My impression, Paul; is that Dick only avoids talking to me because I understand too well what he is talking about; but maybe he is upset when I jump ahead of him and find things he doesn't want to know about?

Do you agree that his whole paper is describable as "comparing and matching patterns"?

Can I recommend to you the book: "The Emperor's New Mind" by Roger Penrose. There is a lot of physics in that book.

If only Dick would read that book. Do you realise it is well known that Schrodinger's equation is intimately related to Hamilton's and Maxwell's equations; and has connections with Dirac's equation.

On page 289 one learns how with a single photon, Schrodinger's equation actually BECOMES Maxwell's equations. Also one learns how for the state of a single electron, Schrodinger's equation becomes Dirac's wave equation for the electron!

He even mentions the curious fermionic property under 360 rotation regarding Dirac's equation.

My guess is that what Dick is dealing with in his paper is the actual nature of what are called "probability amplitudes".

I have found a connection between what Dick is doing, and that concept.

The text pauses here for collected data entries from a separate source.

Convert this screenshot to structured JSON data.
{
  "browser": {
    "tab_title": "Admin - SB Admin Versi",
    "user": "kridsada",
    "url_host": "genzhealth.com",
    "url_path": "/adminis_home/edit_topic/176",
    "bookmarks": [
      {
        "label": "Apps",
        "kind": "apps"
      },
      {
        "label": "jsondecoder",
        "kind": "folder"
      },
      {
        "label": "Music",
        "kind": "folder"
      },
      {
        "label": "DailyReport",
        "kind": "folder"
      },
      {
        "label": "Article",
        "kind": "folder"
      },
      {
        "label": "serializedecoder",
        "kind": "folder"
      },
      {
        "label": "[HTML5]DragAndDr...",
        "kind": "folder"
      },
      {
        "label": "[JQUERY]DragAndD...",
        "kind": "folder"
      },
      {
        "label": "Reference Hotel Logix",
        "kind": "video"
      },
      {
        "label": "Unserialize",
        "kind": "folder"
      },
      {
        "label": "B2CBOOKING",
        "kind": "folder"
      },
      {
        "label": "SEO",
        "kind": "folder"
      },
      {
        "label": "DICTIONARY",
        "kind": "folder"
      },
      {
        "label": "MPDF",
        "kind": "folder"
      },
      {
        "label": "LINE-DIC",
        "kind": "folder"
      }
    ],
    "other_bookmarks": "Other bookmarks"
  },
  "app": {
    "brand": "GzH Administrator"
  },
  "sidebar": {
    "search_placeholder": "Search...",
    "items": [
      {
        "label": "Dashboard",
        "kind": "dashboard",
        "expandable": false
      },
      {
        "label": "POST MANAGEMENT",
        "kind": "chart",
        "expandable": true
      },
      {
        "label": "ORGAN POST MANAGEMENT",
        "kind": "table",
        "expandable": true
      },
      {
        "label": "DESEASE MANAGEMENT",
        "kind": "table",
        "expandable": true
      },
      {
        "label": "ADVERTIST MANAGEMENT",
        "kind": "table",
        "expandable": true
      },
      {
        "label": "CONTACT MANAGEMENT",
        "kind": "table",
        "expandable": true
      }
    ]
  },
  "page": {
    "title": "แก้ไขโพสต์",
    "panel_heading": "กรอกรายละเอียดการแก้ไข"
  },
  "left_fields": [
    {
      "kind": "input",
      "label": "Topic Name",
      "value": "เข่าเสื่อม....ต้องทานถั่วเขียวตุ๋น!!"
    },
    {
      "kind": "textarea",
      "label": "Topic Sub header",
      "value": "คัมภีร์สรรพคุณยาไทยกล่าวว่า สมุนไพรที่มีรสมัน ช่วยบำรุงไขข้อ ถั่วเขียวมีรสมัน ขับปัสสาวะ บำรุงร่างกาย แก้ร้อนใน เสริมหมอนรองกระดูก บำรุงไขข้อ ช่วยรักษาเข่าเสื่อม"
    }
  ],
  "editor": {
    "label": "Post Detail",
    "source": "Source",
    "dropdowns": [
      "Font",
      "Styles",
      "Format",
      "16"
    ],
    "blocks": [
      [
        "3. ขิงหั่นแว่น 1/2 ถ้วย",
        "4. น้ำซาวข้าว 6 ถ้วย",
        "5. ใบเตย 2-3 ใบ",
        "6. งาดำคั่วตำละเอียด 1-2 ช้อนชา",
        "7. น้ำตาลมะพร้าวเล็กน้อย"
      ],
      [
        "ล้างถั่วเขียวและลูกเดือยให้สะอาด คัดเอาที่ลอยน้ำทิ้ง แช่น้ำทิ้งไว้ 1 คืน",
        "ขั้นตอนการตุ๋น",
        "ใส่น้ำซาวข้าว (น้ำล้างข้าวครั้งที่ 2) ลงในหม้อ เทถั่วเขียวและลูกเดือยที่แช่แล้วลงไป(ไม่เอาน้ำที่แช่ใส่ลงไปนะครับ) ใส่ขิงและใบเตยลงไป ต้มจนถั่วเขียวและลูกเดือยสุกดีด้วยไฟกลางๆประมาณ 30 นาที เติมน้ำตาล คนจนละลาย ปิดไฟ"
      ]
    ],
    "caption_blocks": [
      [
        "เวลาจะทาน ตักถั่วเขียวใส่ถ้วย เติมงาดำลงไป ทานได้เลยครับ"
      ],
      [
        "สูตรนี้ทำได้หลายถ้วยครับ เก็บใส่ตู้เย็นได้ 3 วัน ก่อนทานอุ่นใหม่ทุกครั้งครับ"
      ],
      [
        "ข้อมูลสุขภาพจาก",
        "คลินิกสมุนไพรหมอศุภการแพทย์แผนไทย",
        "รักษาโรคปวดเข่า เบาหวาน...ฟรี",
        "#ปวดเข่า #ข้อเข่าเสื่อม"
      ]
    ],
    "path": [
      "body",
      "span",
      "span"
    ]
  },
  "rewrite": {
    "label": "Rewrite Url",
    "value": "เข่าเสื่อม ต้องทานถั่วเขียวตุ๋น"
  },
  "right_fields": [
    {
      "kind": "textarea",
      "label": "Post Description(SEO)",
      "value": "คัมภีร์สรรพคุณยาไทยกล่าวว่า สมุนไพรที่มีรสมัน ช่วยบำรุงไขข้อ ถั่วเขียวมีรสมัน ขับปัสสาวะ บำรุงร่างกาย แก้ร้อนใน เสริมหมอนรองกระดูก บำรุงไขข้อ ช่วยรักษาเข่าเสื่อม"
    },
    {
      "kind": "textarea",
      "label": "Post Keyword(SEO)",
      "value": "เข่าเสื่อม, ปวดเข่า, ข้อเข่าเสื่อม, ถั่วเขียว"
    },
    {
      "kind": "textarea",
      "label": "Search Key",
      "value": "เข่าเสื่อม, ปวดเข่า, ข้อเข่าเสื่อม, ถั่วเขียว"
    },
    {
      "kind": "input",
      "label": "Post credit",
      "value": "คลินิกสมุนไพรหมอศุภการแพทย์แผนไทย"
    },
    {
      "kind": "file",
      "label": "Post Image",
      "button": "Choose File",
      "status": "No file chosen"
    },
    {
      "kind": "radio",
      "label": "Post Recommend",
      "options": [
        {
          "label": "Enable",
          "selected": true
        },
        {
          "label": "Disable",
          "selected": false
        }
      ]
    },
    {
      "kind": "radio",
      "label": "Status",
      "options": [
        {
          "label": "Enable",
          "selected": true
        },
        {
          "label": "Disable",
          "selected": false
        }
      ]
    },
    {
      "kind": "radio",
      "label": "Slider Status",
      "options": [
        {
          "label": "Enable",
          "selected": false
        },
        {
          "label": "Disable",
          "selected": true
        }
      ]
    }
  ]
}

In quantum physics, they don't just do (p x 'alternative A' plus q x 'alternative B'), where p is probability of A happening and q is probability of B happening. If A and B are the only alternatives, p + q = 1. Or the sum could be less than 1 where p:q gives the ratio of the probability of A happening to that of B happening.

I think Dick is looking at OVERLAPS of probabilities.

In quantum physics they do something that looks similar to: where you do an experiment many times; with p number of A results and q number of B results (to go from ratios to actual probabilities, renormalise by p + q =1).

But they have p and q as complex numbers, called w and z. These things that are not probabilities but behave in many ways like probabilities are called probability amplitudes. If you figure out exactly what game is being played when people talk of "complex numbers"; I think it's clear enough to do; then you find you are playing the same game Dick is playing in his paper.

Maybe you can talk to me if Dick will not. I have learned some more of the technical mathematical aspects. But I think its able to be simplified. To keep computer costs down, I can't write often and need to get to the crunch issues in his paper very fast.